Rethinking Innovation in Clean Tech
In an effort to boost employment, promote cleaner, more sustainable sources of energy, and give the U.S. a global competitive advantage, governors across the nation are looking to implement policies that spur clean tech innovation.
In February, Professor Andrew Hargadon, director of the UC Davis Center for Entrepreneurship, participated in “Spurring Business Start-ups and Innovation in Clean Technology,” a National Governors’ Association Center for Best Practices Webcast co-sponsored by the Kauffman Foundation.
Hargadon outlined the two common assumptions about how innovation happens. With the linear model, innovation occurs through research, development and deployment demonstration. In the “great man model” innovation occurs in a single moment and by a single person. “These models,” Hargadon said, “[have] shaped the way governments invest in entrepreneurship and innovation with an eye toward economic growth.” He said both approaches have proven inadequate in fast-tracking wide market adoption of innovative technologies.
Hargadon made the case for the network model. “Innovation is really finding new combinations of old ideas and building a network of people that can find these new combinations,” he said, explaining how Thomas Edison painstakingly stitched together a network of disparate people—university researchers and institutions—that made the light bulb and the whole electricity infrastructure possible.

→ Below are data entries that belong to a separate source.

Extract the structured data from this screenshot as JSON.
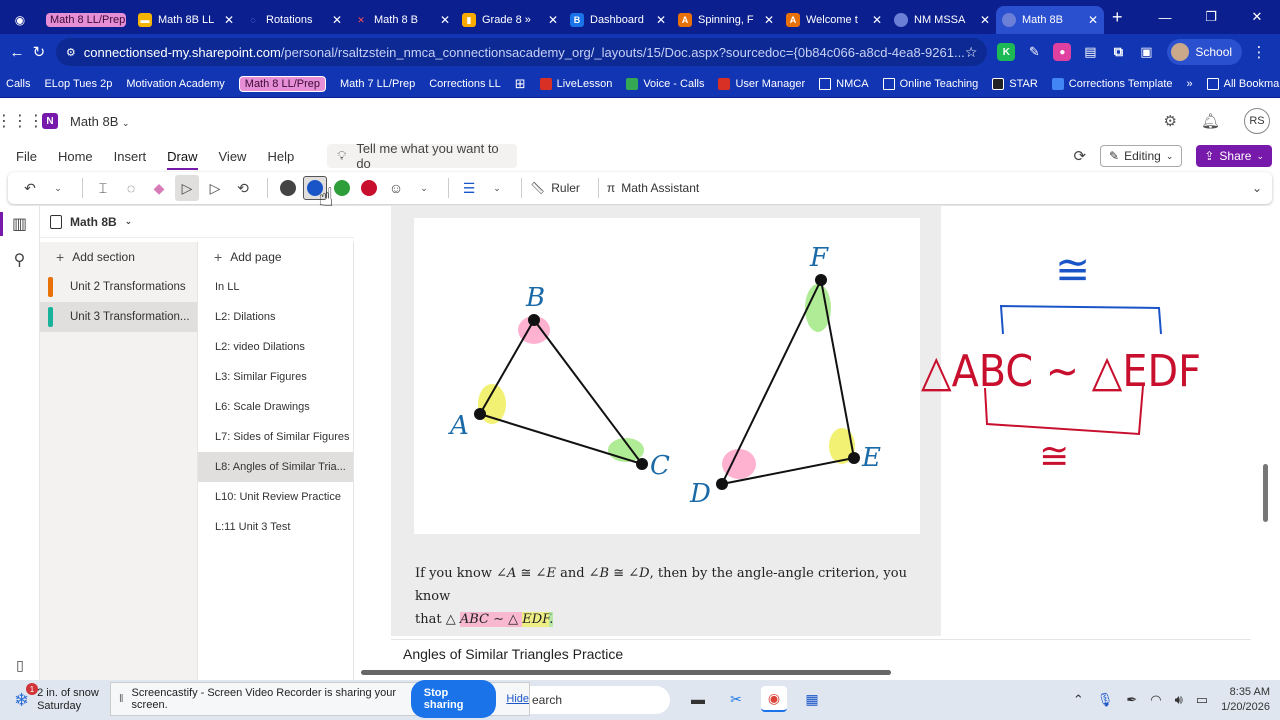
{
  "browser": {
    "tabs": [
      {
        "label": "Math 8 LL/Prep",
        "type": "group",
        "color": "#e78fd6"
      },
      {
        "label": "Math 8B LL",
        "icon": "M",
        "color": "#f4b400"
      },
      {
        "label": "Rotations",
        "icon": "◌",
        "color": "#4a90d9"
      },
      {
        "label": "Math 8 B",
        "icon": "✕",
        "color": "#d93025"
      },
      {
        "label": "Grade 8 »",
        "icon": "▮",
        "color": "#f9ab00"
      },
      {
        "label": "Dashboard",
        "icon": "B",
        "color": "#1a73e8"
      },
      {
        "label": "Spinning, F",
        "icon": "A",
        "color": "#e8710a"
      },
      {
        "label": "Welcome t",
        "icon": "A",
        "color": "#e8710a"
      },
      {
        "label": "NM MSSA",
        "icon": "",
        "color": "#6b7fd7"
      },
      {
        "label": "Math 8B",
        "icon": "",
        "color": "#6b7fd7",
        "active": true
      }
    ],
    "url_host": "connectionsed-my.sharepoint.com",
    "url_path": "/personal/rsaltzstein_nmca_connectionsacademy_org/_layouts/15/Doc.aspx?sourcedoc={0b84c066-a8cd-4ea8-9261...",
    "profile_label": "School",
    "bookmarks": [
      {
        "label": "Calls",
        "kind": "plain"
      },
      {
        "label": "ELop Tues 2p",
        "kind": "plain"
      },
      {
        "label": "Motivation Academy",
        "kind": "plain"
      },
      {
        "label": "Math 8 LL/Prep",
        "kind": "pill"
      },
      {
        "label": "Math 7 LL/Prep",
        "kind": "plain"
      },
      {
        "label": "Corrections LL",
        "kind": "plain"
      },
      {
        "label": "LiveLesson",
        "kind": "icon",
        "color": "#d93025"
      },
      {
        "label": "Voice - Calls",
        "kind": "icon",
        "color": "#34a853"
      },
      {
        "label": "User Manager",
        "kind": "icon",
        "color": "#d93025"
      },
      {
        "label": "NMCA",
        "kind": "folder"
      },
      {
        "label": "Online Teaching",
        "kind": "folder"
      },
      {
        "label": "STAR",
        "kind": "icon",
        "color": "#222"
      },
      {
        "label": "Corrections Template",
        "kind": "icon",
        "color": "#4285f4"
      }
    ],
    "all_bookmarks": "All Bookmarks"
  },
  "onenote": {
    "title": "Math 8B",
    "user_initials": "RS",
    "menu": [
      "File",
      "Home",
      "Insert",
      "Draw",
      "View",
      "Help"
    ],
    "active_menu": "Draw",
    "tell_me": "Tell me what you want to do",
    "editing_label": "Editing",
    "share_label": "Share",
    "ribbon": {
      "pens": [
        "#444444",
        "#1a55c8",
        "#2e9e3a",
        "#c8102e"
      ],
      "ruler": "Ruler",
      "math_assistant": "Math Assistant"
    },
    "notebook": "Math 8B",
    "add_section": "Add section",
    "add_page": "Add page",
    "sections": [
      {
        "label": "Unit 2 Transformations",
        "color": "#e8710a"
      },
      {
        "label": "Unit 3 Transformation...",
        "color": "#19b39b",
        "selected": true
      }
    ],
    "pages": [
      {
        "label": "In LL"
      },
      {
        "label": "L2: Dilations"
      },
      {
        "label": "L2: video Dilations"
      },
      {
        "label": "L3: Similar Figures"
      },
      {
        "label": "L6: Scale Drawings"
      },
      {
        "label": "L7: Sides of Similar Figures"
      },
      {
        "label": "L8: Angles of Similar Tria...",
        "selected": true
      },
      {
        "label": "L10: Unit Review Practice"
      },
      {
        "label": "L:11 Unit 3 Test"
      }
    ]
  },
  "page": {
    "labels": {
      "A": "A",
      "B": "B",
      "C": "C",
      "D": "D",
      "E": "E",
      "F": "F"
    },
    "text_1": "If you know ∠",
    "a1": "A",
    "t2": " ≅ ∠",
    "a2": "E",
    "t3": " and ∠",
    "a3": "B",
    "t4": " ≅ ∠",
    "a4": "D",
    "t5": ", then by the angle-angle criterion, you know",
    "t6": "that △ ",
    "h1": "ABC",
    "t7": " ∼ △ ",
    "h2": "EDF",
    "t8": ".",
    "practice_title": "Angles of Similar Triangles Practice",
    "ink_cong_top": "≅",
    "ink_cong_bottom": "≅",
    "ink_statement": "△ABC ∼ △EDF"
  },
  "taskbar": {
    "weather_line1": "2 in. of snow",
    "weather_line2": "Saturday",
    "weather_badge": "1",
    "share_text": "Screencastify - Screen Video Recorder is sharing your screen.",
    "stop_label": "Stop sharing",
    "hide_label": "Hide",
    "search": "earch",
    "time": "8:35 AM",
    "date": "1/20/2026"
  }
}
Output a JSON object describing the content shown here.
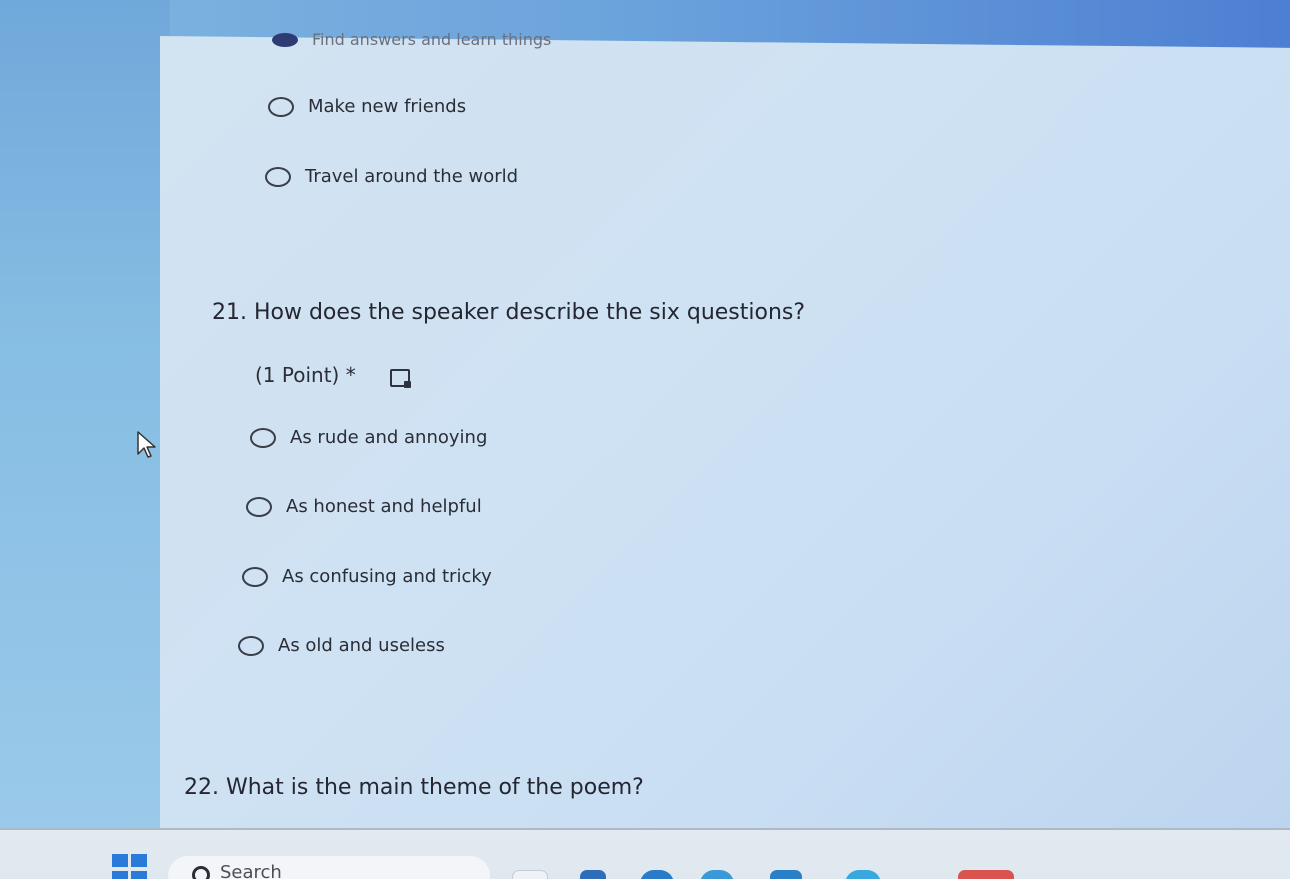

“[Edison] brought together existing technologies and new research, competing lighting and generator companies, the telegraph industry, investors like J.P. Morgan, and regulators that enabled him to create a business model for electricity,” Hargadon said.
As an invited presenter, moderator and keynote at conferences and industry events worldwide, Hargadon continues to gain international prominence by challenging industry and investors to rethink innovation and energy efficiency.
In October, Hargadon traveled to Qatar for the Connected Speaker Series hosted by ictQatar (the Supreme Council of Information and Communication Technology). Addressing nearly 300 attendees, Hargadon shared his insights on networked innovation and how it can be applied to energy efficiency and information and communication technology. Before his lecture, Hargadon met with 75 students from Qatar University’s School of Engineering, and encouraged them to think of innovation as connecting ideas, as opposed to inventing the “next big thing.” He urged the students to expand their social networks and to include those from other fields to increase their chances of being successful innovators.
Hargadon served as a moderator at the “Technology Transactions in the Post-Financial Crisis Economy” symposium sponsored by the UC Davis Law School in March. His next stop: the National Collegiate Inventors and Innovators Alliance in San Francisco, where he discussed entrepreneurship and teaching entrepreneurship programs.